External nodes/users can decide how much they want to share with external
providers, on a provider-by-provider basis.

Each provider, thus, would have a record of how each of its hosted nodes
perceives each external provider, trust-wise.

In order for a node to find a new external node, they would use their
contact's email address. The provider would send a request to all providers it
has on record. Depending on how the requestee perceives the requester, he can
either ignore or answer the query. If he "knows" the email hash, he can prompt
that node/user for permission to send data to the requester - and what level
of data to send. If the requestee does not know the hash, the request
recursively travels throughout the social platform providers.

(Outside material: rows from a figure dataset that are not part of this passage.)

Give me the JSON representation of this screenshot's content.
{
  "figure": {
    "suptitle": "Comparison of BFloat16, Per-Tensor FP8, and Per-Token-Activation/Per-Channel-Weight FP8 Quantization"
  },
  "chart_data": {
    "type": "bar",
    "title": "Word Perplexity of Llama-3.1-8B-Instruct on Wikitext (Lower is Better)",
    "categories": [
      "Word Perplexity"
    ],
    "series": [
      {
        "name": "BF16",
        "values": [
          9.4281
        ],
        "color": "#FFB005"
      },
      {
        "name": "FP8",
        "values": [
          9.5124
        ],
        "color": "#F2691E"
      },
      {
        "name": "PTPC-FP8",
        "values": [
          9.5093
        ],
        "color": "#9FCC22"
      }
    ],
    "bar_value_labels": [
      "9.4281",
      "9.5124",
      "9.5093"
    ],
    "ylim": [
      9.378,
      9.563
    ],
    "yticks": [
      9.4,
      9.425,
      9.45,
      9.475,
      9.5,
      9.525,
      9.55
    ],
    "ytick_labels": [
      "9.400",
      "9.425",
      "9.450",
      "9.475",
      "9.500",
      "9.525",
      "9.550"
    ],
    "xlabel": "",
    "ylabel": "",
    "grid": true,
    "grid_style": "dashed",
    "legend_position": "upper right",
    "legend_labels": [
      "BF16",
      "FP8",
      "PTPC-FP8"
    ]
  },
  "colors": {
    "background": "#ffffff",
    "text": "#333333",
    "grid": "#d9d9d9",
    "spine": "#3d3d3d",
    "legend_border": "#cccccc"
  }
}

One of the necessary requirements to being a part of this kind of distributed
social network, of course, would be the ability for a user to download their
social graph (nodes of email hashes connected to them) and easily port it to
another provider. Sort of like exporting your email box contents to bring to
another provider.

If we throw out the idea of users having unique IDs other than their email
address, it would be possible to have different social networks on different
providers - e.g., business from one provider and family on another. If a user
deemed it, they could potentially also link several email addresses to the
same account on one provider.

This kind of scheme would have the qualities of being:

* Robust: any platform which follows the protocol can participate; Potentially, if a platform goes AWOL, and the nodes within it had sufficient transparency to nodes outside of it, any given provider could rebuild their social graph for them.

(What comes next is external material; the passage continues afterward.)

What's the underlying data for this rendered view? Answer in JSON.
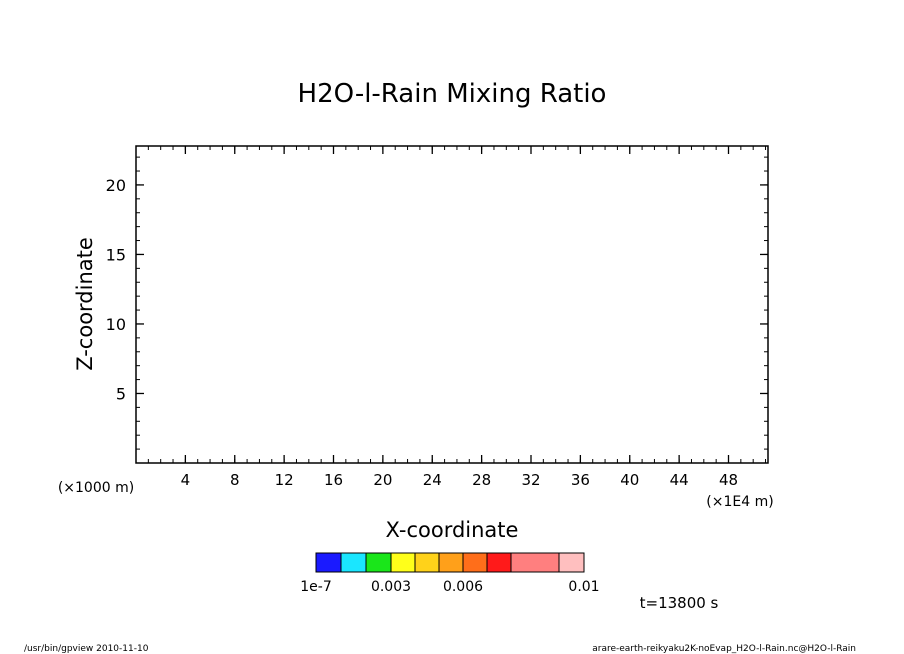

* Trust: Based on how the nodes on a given provider dole out their social graph / user information to other providers, that provider can perceive the general level of trust its users have about that provider. It can pass this metric on to other providers who request it.

* Portability: need I say more? :)

------
xtacy
You might find some more information about such architectures that the
research community is currently looking at: <http://prpl.stanford.edu/> is one
such.